Since then, at least seven other appeals courts have unanimously slapped down independent-expenditure contribution limits as unconstitutional, according to a brief by the Institute for Free Speech (IFS), which is fighting against the Maine initiative.
“I give it a 0% chance of success,” IFS senior attorney Charles Miller told The Post about Lessig’s latest effort. “This is essentially repackaging old arguments that have failed over and over again.
“They’ve added more splash to it this time and a little bit more sort of a PR polish to it, but it’s the same substantive arguments.”
Restrictions on political donations “can be very attractive in the abstract,” former FEC Chairman Allen Dickerson acknowledged.

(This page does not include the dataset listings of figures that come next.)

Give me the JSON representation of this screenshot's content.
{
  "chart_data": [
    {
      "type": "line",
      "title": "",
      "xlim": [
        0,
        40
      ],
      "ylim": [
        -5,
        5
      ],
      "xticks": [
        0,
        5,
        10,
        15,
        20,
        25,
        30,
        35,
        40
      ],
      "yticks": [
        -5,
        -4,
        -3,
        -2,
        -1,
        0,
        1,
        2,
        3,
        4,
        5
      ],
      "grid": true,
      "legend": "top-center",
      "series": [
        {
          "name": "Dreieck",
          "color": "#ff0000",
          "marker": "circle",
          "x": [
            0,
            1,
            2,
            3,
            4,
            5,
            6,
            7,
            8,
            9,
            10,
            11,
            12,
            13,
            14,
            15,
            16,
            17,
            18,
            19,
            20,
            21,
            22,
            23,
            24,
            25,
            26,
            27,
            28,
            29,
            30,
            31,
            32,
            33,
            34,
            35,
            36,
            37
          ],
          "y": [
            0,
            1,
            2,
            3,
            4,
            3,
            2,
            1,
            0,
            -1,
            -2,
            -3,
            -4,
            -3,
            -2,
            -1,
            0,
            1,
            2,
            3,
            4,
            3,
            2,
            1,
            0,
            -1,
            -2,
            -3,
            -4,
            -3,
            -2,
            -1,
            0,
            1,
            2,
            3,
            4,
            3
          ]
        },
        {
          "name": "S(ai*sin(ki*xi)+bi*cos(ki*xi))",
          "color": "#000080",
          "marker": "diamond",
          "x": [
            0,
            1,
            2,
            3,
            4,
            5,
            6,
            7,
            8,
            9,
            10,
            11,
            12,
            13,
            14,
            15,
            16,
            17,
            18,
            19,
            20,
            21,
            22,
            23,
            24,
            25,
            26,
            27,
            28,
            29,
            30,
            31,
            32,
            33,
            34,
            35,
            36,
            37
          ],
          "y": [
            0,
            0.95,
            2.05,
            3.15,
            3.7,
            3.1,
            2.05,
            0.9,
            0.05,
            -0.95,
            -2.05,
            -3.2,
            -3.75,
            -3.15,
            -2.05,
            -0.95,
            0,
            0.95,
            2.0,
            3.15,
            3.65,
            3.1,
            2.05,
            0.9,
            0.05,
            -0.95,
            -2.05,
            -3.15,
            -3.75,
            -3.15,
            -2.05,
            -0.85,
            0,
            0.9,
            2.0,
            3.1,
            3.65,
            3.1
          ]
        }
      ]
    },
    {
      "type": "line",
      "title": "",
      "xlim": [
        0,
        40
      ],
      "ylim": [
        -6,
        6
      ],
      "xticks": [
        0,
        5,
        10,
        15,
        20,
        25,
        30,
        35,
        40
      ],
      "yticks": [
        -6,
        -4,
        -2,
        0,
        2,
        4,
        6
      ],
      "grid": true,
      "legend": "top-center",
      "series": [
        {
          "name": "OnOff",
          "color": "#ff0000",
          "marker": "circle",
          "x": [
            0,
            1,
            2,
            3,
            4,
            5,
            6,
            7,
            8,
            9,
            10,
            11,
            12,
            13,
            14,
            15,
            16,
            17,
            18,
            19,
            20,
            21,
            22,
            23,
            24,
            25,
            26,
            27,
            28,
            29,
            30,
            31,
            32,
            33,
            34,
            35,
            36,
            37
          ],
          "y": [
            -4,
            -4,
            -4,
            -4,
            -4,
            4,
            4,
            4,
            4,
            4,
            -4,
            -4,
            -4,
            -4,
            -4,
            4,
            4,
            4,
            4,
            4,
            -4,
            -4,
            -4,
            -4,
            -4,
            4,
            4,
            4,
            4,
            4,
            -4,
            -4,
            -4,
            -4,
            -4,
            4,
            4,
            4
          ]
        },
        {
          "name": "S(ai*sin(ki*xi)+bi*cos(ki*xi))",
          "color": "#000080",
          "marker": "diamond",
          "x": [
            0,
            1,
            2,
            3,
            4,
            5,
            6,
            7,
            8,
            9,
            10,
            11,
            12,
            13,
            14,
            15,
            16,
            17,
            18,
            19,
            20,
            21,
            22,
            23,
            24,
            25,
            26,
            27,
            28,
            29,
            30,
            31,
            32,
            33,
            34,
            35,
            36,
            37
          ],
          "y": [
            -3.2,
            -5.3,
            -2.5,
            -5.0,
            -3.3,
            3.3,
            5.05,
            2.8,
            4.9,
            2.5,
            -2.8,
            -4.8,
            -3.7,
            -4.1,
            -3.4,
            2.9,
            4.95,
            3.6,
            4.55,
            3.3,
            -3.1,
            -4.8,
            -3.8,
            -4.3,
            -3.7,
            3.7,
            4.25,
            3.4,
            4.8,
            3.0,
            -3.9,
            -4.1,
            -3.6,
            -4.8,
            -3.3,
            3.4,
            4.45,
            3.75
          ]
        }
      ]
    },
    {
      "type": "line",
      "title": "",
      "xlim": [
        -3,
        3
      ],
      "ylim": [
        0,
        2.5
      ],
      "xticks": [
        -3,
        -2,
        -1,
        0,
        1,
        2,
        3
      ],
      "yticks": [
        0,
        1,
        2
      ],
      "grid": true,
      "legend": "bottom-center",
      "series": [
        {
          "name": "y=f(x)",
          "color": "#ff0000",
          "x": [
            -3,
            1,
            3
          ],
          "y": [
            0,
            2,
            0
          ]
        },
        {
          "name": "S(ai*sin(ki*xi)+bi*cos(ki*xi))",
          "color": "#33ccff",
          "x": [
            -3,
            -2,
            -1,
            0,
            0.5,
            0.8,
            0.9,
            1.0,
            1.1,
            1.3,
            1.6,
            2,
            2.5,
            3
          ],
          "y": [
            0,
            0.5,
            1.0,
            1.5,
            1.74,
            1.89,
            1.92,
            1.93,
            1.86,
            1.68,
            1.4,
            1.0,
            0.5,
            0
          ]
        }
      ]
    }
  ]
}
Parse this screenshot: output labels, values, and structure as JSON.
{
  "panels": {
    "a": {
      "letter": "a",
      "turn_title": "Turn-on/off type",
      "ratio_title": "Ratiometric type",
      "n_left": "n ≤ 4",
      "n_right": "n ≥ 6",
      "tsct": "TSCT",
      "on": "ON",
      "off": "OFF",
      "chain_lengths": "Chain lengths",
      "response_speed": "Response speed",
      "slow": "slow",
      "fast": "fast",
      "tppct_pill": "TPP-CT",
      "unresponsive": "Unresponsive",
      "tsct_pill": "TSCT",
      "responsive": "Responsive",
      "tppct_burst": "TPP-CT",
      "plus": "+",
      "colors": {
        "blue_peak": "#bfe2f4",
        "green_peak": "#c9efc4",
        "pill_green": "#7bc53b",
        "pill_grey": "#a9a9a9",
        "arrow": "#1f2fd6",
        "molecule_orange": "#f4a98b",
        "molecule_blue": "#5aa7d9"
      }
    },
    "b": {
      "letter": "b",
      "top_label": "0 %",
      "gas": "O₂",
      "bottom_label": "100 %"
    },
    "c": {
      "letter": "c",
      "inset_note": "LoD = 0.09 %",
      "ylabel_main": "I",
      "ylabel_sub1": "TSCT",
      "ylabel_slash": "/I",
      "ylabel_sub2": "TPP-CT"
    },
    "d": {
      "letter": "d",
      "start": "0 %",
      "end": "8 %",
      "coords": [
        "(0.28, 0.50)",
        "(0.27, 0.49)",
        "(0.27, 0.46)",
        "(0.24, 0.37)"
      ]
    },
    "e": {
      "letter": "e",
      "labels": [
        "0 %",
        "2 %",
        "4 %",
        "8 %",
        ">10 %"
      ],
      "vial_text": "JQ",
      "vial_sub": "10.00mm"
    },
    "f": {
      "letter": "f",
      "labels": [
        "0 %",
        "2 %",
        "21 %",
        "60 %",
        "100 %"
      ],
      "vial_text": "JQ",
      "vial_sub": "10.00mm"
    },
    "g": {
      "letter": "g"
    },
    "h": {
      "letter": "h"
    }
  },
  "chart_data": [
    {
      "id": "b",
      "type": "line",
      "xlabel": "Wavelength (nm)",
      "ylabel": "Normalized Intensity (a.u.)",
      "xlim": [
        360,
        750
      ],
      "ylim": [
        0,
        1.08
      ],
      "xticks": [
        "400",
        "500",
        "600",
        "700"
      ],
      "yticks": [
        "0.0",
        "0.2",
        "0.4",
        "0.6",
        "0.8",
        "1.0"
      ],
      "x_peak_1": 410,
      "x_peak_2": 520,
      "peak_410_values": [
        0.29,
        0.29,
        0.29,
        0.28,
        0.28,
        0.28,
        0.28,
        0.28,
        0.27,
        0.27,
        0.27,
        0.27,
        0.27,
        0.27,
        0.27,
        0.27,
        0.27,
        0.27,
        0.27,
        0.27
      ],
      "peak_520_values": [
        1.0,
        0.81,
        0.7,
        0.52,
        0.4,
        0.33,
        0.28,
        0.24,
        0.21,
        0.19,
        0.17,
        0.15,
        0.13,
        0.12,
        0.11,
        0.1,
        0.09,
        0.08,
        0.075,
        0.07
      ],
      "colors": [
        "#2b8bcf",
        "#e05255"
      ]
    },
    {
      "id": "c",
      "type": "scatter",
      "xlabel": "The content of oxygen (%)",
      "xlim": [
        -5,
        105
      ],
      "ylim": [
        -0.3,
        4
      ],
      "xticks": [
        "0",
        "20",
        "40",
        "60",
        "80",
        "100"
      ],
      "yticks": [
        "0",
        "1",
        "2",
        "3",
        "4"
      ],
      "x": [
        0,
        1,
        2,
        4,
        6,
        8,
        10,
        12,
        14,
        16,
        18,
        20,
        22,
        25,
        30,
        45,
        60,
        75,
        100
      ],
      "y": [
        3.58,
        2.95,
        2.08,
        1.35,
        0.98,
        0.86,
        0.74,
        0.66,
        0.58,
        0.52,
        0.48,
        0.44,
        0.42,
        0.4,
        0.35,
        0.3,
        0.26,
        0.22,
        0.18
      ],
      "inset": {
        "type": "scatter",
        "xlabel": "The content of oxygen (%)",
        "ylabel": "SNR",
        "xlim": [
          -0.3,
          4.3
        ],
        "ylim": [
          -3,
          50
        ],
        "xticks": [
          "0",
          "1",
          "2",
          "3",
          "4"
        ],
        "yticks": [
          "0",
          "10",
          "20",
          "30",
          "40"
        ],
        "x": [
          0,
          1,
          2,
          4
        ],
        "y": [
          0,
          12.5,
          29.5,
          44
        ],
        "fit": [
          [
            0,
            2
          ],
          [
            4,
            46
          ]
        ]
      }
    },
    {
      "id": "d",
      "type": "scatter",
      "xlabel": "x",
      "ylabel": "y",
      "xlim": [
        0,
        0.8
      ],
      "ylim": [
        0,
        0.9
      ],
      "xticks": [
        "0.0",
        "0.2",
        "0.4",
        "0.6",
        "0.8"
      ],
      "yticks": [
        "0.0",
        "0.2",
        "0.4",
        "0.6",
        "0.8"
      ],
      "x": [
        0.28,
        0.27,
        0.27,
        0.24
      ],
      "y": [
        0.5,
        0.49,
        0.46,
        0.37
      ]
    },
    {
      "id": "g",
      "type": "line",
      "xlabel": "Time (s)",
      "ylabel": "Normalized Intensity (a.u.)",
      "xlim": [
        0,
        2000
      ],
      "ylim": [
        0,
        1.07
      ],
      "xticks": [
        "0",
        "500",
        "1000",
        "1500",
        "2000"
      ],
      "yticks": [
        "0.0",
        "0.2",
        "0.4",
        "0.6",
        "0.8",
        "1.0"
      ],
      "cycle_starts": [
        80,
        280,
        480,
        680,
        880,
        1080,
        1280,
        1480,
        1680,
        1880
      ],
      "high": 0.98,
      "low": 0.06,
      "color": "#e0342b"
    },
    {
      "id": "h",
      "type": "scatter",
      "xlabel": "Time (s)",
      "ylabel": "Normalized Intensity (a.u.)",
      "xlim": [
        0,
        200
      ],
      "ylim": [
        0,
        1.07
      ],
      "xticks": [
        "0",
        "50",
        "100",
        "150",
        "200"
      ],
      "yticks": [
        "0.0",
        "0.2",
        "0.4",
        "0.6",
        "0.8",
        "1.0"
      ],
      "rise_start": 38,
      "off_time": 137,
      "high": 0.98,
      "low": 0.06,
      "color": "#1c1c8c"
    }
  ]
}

“But if you think about where that thinking leads, it is not obvious that these contribution limits would only apply to political committees and not to other ideological organizations.”
Dickerson warns that if the limits imposed by Maine’s referendum are allowed to stand, “the principal way by which ordinary people can pool their money to take out ads and speak independently about politics would be cut off.”
“The billionaires and the multi-millionaires and the big organizations would still be able to do that directly,” he added, arguing that middle-class Americans wouldn’t have the means of buying TV ads without pooling money.
Right now, Lessig is only fighting to limit donations to super PACs, not eliminate them altogether. The Maine referendum would still allow ordinary Americans to pool funds together for political purposes.
But the professor believes that the rise of super PACs with limitless donations has dramatically shrunk “the number of relevant funders” to the point where “candidates are most attuned to” an “increasingly small number of billionaires.”
Lessig and his allies argue that the government can restrict donations to super PACs just like Supreme Court precedent allows limits on individual donations to campaigns.
But he concedes that the feds won’t be able to restrict election spending by individuals that doesn’t go through third parties like campaigns and super PACs, established by the high court in 1976’s Buckley v. Valeo.
Buckley struck down limits on what candidates can spend on their own campaigns, but allowed caps on donations from outside individuals due to quid pro quo concerns.
“What we won’t achieve is the end of the opportunity for somebody like George Soros … or Elon Musk to spend money independently on their own,” said Lessig.
Dickerson responded: “If an individual can spend unlimited funds to elect a candidate — independently, again, of that candidate, not a contribution — then it must be true that you can create organizations that pool people’s money” to help elect them.
“We reject the proposition that restricting money in politics is a good goal in and of itself,” said Miller. “…It will always be the case that elites will always have more access to politicians. You know that’s innate in any system of government.”
There is an open question about whether or not the Supreme Court will take up Dinner Table Action v. Schneider, given that the high court often looks for situations where there’s a major split in the lower courts.
“The largest number of people to vote for anything in the history of Maine have said they don’t want super PACs,” Lessig said, making part of his originalist pitch.
“Why do five justices on the Supreme Court get to disagree with that when they’re not relying on anything we the people ever did in enacting our Constitution?”